Device OS Upgrades: Let’s Make This Simple

This is the second part of a blog series on using AOS to easily operate your data network.  Click here to read part one.

Last time, we were talking about how we can use AOS to gracefully drain traffic off network devices in order to perform maintenance with a “Software-First” approach. You were probably scratching your head at the end saying “Now what?” Obviously, getting application traffic off the network is just step one in the operational process.  So what happens next? Well, typically you are doing one of the following tasks:

  • Troubleshoot device offline
  • Replace failed or damaged device
  • Upgrade the Device OS

Let’s focus on that last option, which every operator has been challenged by.

Network Device OS Upgrades are a required function in any modern enterprise.  The OS can be affected by known or unknown bugs, security vulnerabilities, or more.  The operator may also wish to upgrade the OS in order to activate a new feature. Whatever the reason is, with a fixed form factor device with a single CPU (or supervisor), we can expect some sort of outage due to the reload process.  So as we have previously described, it typically makes sense to place the equipment into maintenance mode before performing these actions.

Multivendor Fabrics? No Problem.

Like every feature in AOS, the Intent is separated from the method by which we accomplish the stated goal. You shouldn’t have to be an expert in every vendor’s OS in order to manage a mixed hardware network. So the device OS upgrade process does not require any CLI input from the administrator, they simply select the devices to be upgraded, then pick the proper OS from a drop down list, and then submit the job. AOS can manage multiple simultaneous upgrades and even multiple active jobs for different OS types.

Positioning and Validating the Images

In advance of scheduling the upgrade, the operator should upload the OS images to the AOS server. When the images are being copied, you have the option to store the hash value provided by the vendor to ensure that the image is absolutely valid and has no errors. This information is stored in the AOS Server, in fact, we can use the hash value to regularly check the devices to make sure no corruption has taken place in our file system.

AOS also supports storing the images on a dedicated HTTP server, which allows for an engineering team to centralize all the images even if they are not being used with AOS.

Upgrading, or even Downgrading

Once the job has been kicked off, AOS copies the image to the storage location on each device. When the file copy is complete, the bootfile command is set to the new image and the device is reloaded. If the operator has placed the device into Maintenance Mode, then the device comes back in the same state.

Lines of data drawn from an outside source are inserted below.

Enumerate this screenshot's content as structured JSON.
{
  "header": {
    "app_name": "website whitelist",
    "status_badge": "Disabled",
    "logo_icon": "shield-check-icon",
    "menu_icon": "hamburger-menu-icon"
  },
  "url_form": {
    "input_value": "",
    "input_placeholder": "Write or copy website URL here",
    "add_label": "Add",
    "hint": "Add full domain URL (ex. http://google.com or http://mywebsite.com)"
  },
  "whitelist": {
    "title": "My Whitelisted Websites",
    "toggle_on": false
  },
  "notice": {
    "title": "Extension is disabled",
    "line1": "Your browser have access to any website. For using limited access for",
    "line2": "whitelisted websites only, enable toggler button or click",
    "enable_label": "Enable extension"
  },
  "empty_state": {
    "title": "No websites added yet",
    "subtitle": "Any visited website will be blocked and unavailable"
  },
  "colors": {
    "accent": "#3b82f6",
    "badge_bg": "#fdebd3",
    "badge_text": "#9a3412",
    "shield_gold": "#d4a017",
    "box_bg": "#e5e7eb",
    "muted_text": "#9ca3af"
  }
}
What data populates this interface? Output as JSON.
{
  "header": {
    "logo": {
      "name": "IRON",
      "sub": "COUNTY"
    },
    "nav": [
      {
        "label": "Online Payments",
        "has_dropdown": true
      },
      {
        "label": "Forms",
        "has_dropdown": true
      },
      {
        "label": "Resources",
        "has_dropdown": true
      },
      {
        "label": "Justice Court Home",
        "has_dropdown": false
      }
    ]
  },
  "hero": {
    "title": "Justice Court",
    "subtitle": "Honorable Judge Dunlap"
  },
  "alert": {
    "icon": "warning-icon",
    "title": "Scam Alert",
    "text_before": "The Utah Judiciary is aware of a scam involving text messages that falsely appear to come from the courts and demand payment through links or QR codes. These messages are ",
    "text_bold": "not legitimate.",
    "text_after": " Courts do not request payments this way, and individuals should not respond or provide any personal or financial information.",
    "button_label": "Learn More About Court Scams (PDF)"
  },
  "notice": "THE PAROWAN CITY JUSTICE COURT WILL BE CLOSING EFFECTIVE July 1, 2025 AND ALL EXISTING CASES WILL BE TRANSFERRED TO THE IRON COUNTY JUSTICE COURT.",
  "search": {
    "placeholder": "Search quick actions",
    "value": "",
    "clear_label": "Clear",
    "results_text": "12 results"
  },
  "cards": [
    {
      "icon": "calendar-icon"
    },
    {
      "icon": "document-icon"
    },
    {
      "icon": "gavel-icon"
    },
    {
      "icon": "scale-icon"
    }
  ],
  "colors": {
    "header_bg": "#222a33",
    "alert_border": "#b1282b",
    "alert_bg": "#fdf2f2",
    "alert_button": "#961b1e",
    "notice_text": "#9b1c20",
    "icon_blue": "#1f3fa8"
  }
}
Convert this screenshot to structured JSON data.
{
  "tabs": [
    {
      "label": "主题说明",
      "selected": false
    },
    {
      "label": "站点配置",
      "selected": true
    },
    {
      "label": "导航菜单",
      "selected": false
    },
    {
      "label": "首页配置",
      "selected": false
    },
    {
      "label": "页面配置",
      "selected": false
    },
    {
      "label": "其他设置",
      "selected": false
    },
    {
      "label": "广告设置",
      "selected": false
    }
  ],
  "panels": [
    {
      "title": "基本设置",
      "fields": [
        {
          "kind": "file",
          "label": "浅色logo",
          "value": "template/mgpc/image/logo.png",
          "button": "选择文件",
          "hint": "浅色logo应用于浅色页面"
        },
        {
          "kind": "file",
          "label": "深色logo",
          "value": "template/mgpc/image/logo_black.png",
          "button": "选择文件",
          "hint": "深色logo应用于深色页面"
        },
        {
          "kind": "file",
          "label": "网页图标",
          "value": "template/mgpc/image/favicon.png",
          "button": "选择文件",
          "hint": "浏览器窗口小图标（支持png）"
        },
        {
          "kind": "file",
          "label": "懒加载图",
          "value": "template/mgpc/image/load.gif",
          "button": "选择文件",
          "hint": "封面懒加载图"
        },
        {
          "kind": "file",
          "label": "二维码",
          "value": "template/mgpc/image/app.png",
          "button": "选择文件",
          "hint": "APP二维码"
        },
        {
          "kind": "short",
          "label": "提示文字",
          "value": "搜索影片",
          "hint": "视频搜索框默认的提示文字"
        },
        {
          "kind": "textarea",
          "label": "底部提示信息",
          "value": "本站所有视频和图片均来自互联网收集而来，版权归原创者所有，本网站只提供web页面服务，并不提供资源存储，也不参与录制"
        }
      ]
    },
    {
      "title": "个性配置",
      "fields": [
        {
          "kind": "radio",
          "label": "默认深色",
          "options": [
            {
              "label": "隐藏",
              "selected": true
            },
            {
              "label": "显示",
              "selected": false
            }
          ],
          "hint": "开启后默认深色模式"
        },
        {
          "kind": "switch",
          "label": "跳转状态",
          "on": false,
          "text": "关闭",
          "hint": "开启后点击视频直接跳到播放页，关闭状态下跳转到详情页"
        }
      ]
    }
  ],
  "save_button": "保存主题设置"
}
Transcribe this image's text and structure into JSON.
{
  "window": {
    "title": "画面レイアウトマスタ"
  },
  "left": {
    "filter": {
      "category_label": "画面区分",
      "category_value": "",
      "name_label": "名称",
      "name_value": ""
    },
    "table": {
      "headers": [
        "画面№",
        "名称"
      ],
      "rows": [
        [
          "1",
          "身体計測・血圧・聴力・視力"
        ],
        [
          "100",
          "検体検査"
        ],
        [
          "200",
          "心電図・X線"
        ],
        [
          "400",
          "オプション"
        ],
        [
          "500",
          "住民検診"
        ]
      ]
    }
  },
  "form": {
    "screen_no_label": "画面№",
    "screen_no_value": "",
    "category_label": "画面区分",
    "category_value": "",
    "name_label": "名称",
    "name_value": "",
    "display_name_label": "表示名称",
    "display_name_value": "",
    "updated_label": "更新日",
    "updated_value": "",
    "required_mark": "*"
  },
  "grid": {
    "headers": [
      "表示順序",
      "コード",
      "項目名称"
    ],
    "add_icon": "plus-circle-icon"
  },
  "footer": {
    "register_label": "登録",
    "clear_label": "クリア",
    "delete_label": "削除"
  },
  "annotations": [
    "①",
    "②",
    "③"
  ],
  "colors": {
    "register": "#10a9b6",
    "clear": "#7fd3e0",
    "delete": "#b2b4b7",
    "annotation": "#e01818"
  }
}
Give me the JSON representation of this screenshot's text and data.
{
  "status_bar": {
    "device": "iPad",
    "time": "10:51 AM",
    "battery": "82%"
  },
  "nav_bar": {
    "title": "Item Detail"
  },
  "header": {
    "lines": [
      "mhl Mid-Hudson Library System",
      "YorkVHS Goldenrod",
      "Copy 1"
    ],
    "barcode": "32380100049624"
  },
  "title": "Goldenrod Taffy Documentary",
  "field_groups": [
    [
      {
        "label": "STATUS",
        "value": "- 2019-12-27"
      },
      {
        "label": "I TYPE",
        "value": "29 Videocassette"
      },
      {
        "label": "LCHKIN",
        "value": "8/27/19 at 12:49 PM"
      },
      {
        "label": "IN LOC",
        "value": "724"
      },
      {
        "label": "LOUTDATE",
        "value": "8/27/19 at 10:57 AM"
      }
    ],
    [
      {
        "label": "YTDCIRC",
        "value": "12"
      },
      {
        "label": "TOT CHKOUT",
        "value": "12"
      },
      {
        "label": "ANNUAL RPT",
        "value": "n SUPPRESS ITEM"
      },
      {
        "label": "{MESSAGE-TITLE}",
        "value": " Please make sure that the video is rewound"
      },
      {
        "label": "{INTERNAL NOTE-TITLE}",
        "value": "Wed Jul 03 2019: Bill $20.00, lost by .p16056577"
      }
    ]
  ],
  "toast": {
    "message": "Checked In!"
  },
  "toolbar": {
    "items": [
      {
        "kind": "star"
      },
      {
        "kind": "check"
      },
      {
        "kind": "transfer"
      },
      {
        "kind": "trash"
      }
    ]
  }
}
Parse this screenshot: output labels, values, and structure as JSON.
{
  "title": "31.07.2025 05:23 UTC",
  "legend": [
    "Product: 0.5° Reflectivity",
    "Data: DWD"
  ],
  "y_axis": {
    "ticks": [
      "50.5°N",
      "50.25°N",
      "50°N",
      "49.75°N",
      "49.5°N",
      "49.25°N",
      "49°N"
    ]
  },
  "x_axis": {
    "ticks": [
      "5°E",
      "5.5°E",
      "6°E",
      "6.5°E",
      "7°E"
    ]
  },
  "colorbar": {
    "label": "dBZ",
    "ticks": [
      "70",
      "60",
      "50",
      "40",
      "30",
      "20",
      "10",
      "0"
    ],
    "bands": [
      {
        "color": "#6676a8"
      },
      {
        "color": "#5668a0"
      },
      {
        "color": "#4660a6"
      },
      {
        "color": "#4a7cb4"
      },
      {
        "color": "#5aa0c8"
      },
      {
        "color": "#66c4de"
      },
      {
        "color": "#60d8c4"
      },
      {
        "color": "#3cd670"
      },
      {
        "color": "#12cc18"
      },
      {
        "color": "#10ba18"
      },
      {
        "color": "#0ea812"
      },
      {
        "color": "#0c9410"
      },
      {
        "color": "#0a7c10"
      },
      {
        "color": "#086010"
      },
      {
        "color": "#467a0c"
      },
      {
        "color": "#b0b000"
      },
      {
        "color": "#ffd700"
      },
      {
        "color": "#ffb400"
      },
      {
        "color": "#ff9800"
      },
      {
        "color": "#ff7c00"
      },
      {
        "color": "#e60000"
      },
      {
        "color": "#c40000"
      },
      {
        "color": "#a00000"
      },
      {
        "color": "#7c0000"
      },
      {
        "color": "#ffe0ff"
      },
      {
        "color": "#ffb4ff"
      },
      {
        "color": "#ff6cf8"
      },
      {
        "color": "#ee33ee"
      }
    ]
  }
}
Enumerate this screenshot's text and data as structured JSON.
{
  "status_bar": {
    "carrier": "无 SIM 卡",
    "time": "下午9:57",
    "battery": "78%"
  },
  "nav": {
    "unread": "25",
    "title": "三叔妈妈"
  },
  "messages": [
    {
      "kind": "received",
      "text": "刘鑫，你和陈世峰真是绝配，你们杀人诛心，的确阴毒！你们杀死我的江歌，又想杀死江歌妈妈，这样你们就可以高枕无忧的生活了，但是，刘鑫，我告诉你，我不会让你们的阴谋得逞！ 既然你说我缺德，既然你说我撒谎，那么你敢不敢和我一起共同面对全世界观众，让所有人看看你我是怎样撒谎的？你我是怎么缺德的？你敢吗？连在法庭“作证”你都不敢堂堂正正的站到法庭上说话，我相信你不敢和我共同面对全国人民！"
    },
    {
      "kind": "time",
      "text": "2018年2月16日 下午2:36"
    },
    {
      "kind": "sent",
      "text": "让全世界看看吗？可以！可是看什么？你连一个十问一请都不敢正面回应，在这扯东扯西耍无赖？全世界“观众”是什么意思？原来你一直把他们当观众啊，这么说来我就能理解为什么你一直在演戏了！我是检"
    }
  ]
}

If the mode was not set on the device, it will come back up in a fully operational state with the service configuration.

You can use this workflow to both upgrade and downgrade the OS. Sometimes when we upgrade we encounter new problems and have to go back to the previous version. For this reason, we recommend storing all OS images on the AOS Server or the related HTTP server.

Hey, that wasn’t there before!

Frequently when you perform an upgrade, new default command settings appear in the running configuration syntax. This is due to subtle changes in the vendor’s source code. Typically these changes can be anticipated by reading the release notes, but on occasion new commands or even modified default settings will appear after a reload. AOS provides an easy way to identify these problems and resolve them.

In an AOS managed network, every device configuration is checked every 60 seconds for changes. When a device is reloaded and the AOS Agent is activated during boot, the configuration is checked immediately. ANY CHANGE, no matter how subtle, will be identified by AOS and presented to the administrator as a Config Anomaly. At that point, you can manually adjust the new command settings, or have AOS automate the change, or simply accept the new settings as a baseline, or “Golden” config. Once the change has been accepted, AOS expects that command to be there, and you will be alerted with another anomaly if any other change appears.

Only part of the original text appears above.